Skeleton staffs are unknown at emergency rooms, where anything can happen, regardless of the date. The staff was average for a Saturday.

The hospital policy is to give the staff every other Christmas off. Henderson was off last year, so the holiday was hers to work this year.

She had celebrated Christmas with her parents and grandparents the night before. She worked from 7 a.m. to 3 p.m. and was on call for another eight hours.

Henderson thinks many people wind up in the hospital on Christmas Day because the season is so busy. People put off seeing their doctor and delay taking care of a nagging problem until they are really ill.

Other people, Henderson believes, are victims of the season.
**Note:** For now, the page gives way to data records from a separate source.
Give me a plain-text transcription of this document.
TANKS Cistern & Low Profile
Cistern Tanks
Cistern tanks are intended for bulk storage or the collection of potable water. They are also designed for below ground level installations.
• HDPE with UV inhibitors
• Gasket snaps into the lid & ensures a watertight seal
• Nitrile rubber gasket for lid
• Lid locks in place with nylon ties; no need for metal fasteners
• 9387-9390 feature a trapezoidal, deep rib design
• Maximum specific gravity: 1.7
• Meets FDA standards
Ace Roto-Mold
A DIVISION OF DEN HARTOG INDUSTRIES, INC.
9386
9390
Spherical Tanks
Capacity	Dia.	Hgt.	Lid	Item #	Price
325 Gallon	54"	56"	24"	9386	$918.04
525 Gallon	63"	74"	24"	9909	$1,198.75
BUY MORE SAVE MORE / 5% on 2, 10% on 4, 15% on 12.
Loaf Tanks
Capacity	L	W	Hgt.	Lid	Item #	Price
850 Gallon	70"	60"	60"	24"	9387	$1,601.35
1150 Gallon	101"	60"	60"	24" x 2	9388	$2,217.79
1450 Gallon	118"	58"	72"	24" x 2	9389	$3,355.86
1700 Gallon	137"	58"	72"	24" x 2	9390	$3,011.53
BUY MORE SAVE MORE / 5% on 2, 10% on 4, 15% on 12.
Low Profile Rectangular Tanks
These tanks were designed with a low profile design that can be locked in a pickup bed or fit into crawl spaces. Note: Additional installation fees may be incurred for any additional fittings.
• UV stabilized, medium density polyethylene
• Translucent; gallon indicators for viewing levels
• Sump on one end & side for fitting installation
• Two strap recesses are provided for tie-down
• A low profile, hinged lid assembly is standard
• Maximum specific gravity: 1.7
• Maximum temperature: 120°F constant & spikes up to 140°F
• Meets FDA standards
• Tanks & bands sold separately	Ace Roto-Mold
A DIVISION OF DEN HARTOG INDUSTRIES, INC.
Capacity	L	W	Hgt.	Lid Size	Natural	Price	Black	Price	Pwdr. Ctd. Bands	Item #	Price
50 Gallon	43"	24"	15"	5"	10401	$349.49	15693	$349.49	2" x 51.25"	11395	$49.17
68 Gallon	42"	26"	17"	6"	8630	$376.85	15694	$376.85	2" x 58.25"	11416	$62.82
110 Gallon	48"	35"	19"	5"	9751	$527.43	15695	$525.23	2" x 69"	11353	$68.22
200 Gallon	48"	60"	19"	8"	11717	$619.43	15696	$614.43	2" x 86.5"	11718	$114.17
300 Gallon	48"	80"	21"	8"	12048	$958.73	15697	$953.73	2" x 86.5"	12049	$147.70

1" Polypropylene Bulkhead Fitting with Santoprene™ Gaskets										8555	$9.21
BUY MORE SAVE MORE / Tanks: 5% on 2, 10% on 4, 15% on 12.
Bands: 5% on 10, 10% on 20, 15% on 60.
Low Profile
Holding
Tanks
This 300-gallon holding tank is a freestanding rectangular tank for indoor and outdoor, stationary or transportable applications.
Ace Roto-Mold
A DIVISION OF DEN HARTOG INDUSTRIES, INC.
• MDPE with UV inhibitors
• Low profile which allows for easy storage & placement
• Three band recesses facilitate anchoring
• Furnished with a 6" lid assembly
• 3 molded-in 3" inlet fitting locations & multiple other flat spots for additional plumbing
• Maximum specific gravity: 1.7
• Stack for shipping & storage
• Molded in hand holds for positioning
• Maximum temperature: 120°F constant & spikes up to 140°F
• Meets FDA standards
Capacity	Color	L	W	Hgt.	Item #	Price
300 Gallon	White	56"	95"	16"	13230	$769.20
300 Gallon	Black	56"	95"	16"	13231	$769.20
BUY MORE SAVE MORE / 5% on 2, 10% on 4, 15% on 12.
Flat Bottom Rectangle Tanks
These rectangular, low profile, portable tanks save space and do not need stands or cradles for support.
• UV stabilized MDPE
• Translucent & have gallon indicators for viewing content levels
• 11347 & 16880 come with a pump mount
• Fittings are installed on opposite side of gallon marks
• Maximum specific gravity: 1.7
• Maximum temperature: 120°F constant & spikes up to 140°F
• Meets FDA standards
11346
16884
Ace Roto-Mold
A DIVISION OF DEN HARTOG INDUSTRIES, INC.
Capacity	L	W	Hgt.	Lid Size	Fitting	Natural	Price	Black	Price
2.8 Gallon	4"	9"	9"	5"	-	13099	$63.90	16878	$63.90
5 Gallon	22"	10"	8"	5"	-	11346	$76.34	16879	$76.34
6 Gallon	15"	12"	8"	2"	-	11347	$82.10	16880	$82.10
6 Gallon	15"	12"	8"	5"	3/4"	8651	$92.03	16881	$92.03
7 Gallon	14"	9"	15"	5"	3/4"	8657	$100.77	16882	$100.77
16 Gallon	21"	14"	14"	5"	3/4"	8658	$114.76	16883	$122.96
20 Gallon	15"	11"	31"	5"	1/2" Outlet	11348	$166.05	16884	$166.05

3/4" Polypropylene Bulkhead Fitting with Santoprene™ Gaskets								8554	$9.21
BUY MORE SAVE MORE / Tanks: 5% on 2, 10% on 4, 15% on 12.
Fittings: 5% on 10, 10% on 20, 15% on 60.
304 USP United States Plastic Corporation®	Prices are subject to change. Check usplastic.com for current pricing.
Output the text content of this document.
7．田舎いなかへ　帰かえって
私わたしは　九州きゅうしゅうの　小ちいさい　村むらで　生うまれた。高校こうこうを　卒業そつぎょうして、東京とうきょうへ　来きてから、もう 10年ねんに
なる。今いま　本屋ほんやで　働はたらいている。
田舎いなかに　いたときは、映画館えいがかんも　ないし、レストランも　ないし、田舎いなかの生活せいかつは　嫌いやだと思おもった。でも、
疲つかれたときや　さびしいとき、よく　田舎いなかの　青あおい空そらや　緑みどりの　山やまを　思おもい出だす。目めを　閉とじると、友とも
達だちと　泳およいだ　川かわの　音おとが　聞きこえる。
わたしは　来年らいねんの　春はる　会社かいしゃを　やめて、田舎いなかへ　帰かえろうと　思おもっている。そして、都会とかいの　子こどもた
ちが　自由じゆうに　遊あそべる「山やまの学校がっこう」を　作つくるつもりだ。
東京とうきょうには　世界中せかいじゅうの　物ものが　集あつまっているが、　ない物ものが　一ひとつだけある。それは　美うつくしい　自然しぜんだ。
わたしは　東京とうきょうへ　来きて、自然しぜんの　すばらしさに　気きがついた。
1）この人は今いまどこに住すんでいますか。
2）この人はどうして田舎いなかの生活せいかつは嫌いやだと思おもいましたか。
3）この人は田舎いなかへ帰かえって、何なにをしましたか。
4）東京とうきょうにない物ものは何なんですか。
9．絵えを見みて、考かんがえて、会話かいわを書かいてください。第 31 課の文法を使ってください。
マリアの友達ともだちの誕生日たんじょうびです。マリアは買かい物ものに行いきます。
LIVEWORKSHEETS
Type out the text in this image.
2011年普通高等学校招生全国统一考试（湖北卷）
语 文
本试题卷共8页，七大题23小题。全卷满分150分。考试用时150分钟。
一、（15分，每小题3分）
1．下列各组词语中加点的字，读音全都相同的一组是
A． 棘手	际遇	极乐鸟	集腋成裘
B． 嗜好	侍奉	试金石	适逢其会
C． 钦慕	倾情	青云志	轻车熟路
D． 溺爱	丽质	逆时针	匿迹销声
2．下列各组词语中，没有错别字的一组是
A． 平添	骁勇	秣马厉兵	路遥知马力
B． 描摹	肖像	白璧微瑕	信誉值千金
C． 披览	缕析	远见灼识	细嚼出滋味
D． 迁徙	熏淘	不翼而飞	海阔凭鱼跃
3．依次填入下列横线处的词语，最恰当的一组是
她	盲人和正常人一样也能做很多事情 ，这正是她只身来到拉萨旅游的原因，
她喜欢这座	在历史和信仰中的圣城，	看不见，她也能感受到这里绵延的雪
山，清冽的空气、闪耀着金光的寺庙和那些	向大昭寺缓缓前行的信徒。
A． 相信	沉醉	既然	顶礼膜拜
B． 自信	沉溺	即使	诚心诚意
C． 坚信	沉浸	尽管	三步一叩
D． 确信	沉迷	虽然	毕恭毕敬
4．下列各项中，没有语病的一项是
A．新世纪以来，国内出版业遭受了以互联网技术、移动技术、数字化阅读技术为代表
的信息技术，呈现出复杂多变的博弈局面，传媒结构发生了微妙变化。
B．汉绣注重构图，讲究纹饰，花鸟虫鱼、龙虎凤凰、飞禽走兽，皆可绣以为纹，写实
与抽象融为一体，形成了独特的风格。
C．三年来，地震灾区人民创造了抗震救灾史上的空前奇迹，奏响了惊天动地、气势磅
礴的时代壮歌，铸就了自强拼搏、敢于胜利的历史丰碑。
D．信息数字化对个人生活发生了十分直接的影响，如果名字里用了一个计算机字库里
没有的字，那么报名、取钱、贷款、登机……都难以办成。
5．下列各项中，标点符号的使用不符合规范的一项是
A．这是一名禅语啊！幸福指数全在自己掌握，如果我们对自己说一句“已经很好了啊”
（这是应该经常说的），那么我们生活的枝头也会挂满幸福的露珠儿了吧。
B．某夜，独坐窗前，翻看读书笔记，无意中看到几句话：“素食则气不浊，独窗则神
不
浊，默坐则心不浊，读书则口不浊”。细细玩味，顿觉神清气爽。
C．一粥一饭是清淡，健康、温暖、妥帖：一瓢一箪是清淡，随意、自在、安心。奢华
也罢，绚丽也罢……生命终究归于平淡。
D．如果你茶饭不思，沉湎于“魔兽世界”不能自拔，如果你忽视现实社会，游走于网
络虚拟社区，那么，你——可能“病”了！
During the holidays, they wear themselves out to the point of exhaustion.

Flu and other respiratory infections are also a problem at this time of year, she said.

And since the Roanoke Memorial emergency room specializes in orthopedic work, snow and ice conspire to send in a lot of patients.

The trauma team was on standby for another possible patient, the victim of a self-inflicted bullet wound in Franklin County. But Life-Guard 10 was never called to pick him up from an outlying hospital.

You never know why, Henderson said. Perhaps the person was simply grazed by a bullet. Or maybe he was too sick to travel. Maybe he had died.

"You never know until they roll in," Henderson said.